In Heinrichs’ and Dawans’ study, male participants were assigned to either an experimental group, with a stress procedure (a public speaking exercise followed by a complicated mental arithmetics), or a control group with no stress. They all were then asked to play an economics game involving potential financial gain based on the choices they make. In this game, they could choose to cooperate with others and trust them or not. The researchers found that, rather than becoming more aggressive after stress, men in the stress group actually became more trusting of others, displayed more trustworthy behavior themselves, and were more likely to cooperate and share profits. The researchers also found that these results were not due to weakened judgment in the stress group: the stress group did not differ from the control groups in their ability to make decisions or their willingness to sanction another participant who behaved unfairly.

One reason why stress may lead to cooperative behavior is our profound need for social connection. Human beings are fundamentally social animals and it is the protective nature of our social relationships that has allowed our species to thrive. Decades of research shows that social connection is a fundamental human need linked to both psychological and and physical health including a stronger immune system, faster recovery from disease and even longevity.

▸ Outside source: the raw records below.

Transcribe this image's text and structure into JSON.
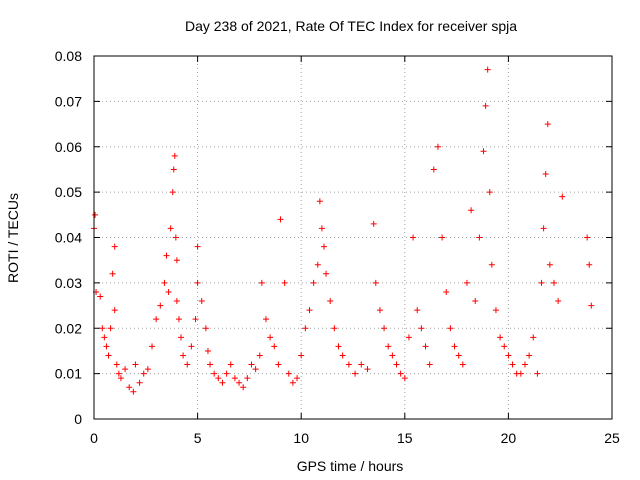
{
  "chart_data": {
    "type": "scatter",
    "title": "Day 238 of 2021, Rate Of TEC Index for receiver spja",
    "xlabel": "GPS time / hours",
    "ylabel": "ROTI / TECUs",
    "xlim": [
      0,
      25
    ],
    "ylim": [
      0,
      0.08
    ],
    "xticks": [
      "0",
      "5",
      "10",
      "15",
      "20",
      "25"
    ],
    "yticks": [
      "0",
      "0.01",
      "0.02",
      "0.03",
      "0.04",
      "0.05",
      "0.06",
      "0.07",
      "0.08"
    ],
    "grid": true,
    "marker": "plus",
    "color": "#ff0000",
    "series": [
      {
        "x": [
          0.0,
          0.05,
          0.1,
          0.3,
          0.4,
          0.5,
          0.6,
          0.7,
          0.8,
          0.9,
          1.0,
          1.0,
          1.1,
          1.2,
          1.3,
          1.5,
          1.7,
          1.9,
          2.0,
          2.2,
          2.4,
          2.6,
          2.8,
          3.0,
          3.2,
          3.4,
          3.5,
          3.6,
          3.7,
          3.8,
          3.85,
          3.9,
          3.95,
          4.0,
          4.0,
          4.1,
          4.2,
          4.3,
          4.5,
          4.7,
          4.9,
          5.0,
          5.0,
          5.2,
          5.4,
          5.5,
          5.6,
          5.8,
          6.0,
          6.2,
          6.4,
          6.6,
          6.8,
          7.0,
          7.2,
          7.4,
          7.6,
          7.8,
          8.0,
          8.1,
          8.3,
          8.5,
          8.7,
          8.9,
          9.0,
          9.2,
          9.4,
          9.6,
          9.8,
          10.0,
          10.2,
          10.4,
          10.6,
          10.8,
          10.9,
          11.0,
          11.1,
          11.2,
          11.4,
          11.6,
          11.8,
          12.0,
          12.3,
          12.6,
          12.9,
          13.2,
          13.5,
          13.6,
          13.8,
          14.0,
          14.2,
          14.4,
          14.6,
          14.8,
          15.0,
          15.2,
          15.4,
          15.6,
          15.8,
          16.0,
          16.2,
          16.4,
          16.6,
          16.8,
          17.0,
          17.2,
          17.4,
          17.6,
          17.8,
          18.0,
          18.2,
          18.4,
          18.6,
          18.8,
          18.9,
          19.0,
          19.1,
          19.2,
          19.4,
          19.6,
          19.8,
          20.0,
          20.2,
          20.4,
          20.6,
          20.8,
          21.0,
          21.2,
          21.4,
          21.6,
          21.7,
          21.8,
          21.9,
          22.0,
          22.2,
          22.4,
          22.6,
          23.8,
          23.9,
          24.0
        ],
        "y": [
          0.042,
          0.045,
          0.028,
          0.027,
          0.02,
          0.018,
          0.016,
          0.014,
          0.02,
          0.032,
          0.038,
          0.024,
          0.012,
          0.01,
          0.009,
          0.011,
          0.007,
          0.006,
          0.012,
          0.008,
          0.01,
          0.011,
          0.016,
          0.022,
          0.025,
          0.03,
          0.036,
          0.028,
          0.042,
          0.05,
          0.055,
          0.058,
          0.04,
          0.035,
          0.026,
          0.022,
          0.018,
          0.014,
          0.012,
          0.016,
          0.022,
          0.03,
          0.038,
          0.026,
          0.02,
          0.015,
          0.012,
          0.01,
          0.009,
          0.008,
          0.01,
          0.012,
          0.009,
          0.008,
          0.007,
          0.009,
          0.012,
          0.011,
          0.014,
          0.03,
          0.022,
          0.018,
          0.016,
          0.012,
          0.044,
          0.03,
          0.01,
          0.008,
          0.009,
          0.014,
          0.02,
          0.024,
          0.03,
          0.034,
          0.048,
          0.042,
          0.038,
          0.032,
          0.026,
          0.02,
          0.016,
          0.014,
          0.012,
          0.01,
          0.012,
          0.011,
          0.043,
          0.03,
          0.024,
          0.02,
          0.016,
          0.014,
          0.012,
          0.01,
          0.009,
          0.018,
          0.04,
          0.024,
          0.02,
          0.016,
          0.012,
          0.055,
          0.06,
          0.04,
          0.028,
          0.02,
          0.016,
          0.014,
          0.012,
          0.03,
          0.046,
          0.026,
          0.04,
          0.059,
          0.069,
          0.077,
          0.05,
          0.034,
          0.024,
          0.018,
          0.016,
          0.014,
          0.012,
          0.01,
          0.01,
          0.012,
          0.014,
          0.018,
          0.01,
          0.03,
          0.042,
          0.054,
          0.065,
          0.034,
          0.03,
          0.026,
          0.049,
          0.04,
          0.034,
          0.025
        ]
      }
    ]
  }
}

Social connection may be particularly important under stress because stress naturally leads to a sense of vulnerability and loss of control. A study by Benjamin Converse and colleagues at the University of Virginia found that feeling out of control (through a reminder of one’s mortality) leads to greater generosity and helpfulness while research at Stanford University by Aneeta Rattan and Krishna Savani showed that the opposite is true when we are primed with feelings of self-determination and control. Think back to a time when you felt out of control, for example during a romantic break-up, when you had an empty bank account, or lost a job. Chances are your feeling of vulnerability and feelings of lack of control may have made you seek the comfort of others in some way. Brene Brown, Professor at the University of Houston Graduate College of Social Work and expert in the field of social connection, explains that vulnerability is a core ingredient of social bonding.

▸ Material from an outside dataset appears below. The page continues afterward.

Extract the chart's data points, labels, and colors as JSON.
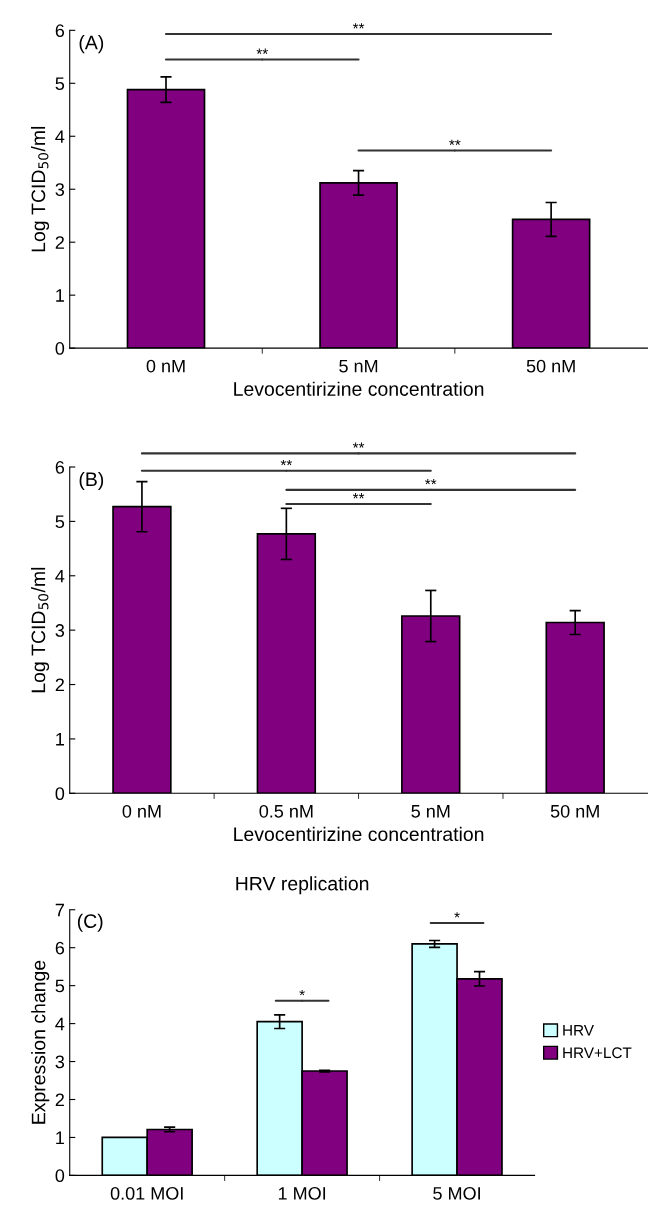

War is one of the greatest stresses anyone could ever encounter yet it also often leads to deep human friendships and incredible acts of heroism and sacrifice for one other. In my research with returning veterans, I have often heard them speak of the tight bond that occurs between servicemembers on the battlefield — one of the most stressful situations that exists. Countless soldiers have perished running into a line of fire to save an injured brother-in-arms. Some believe that it these experiences of profound human bonding that, despite the acute anguishes of war, makes some veterans long to return to war.

If stress leads to bonding, why then do we sometimes experience stress as making us cranky? The cause may be explained by a difference between acute and chronic stress. We know from research by Robert Sapolsky that acute stress prepares the body for resistance (physiological readiness, increased immune response, and heightened awareness) but that chronic stress slowly beats down the body. It may be that “acute” stress, i.e. a one-time stressful experience may lead to social bonding, as shown in the study, but that “chronic” stress, i.e. repeated exposure to stress over a long period, might wear us out. More research is needed to thoroughly examine the impact of chronic stress on social behavior.

Acute stress may help remind us of a fundamental truth: our common humanity. Understanding our shared vulnerability — life makes no promises — may be frightening, but it can inspire kindness, connection, and desire to stand together and support each other. Acute stress, as unpleasant as it may be, may also be an opportunity to experience the most beautiful aspects of life: social connection and love.”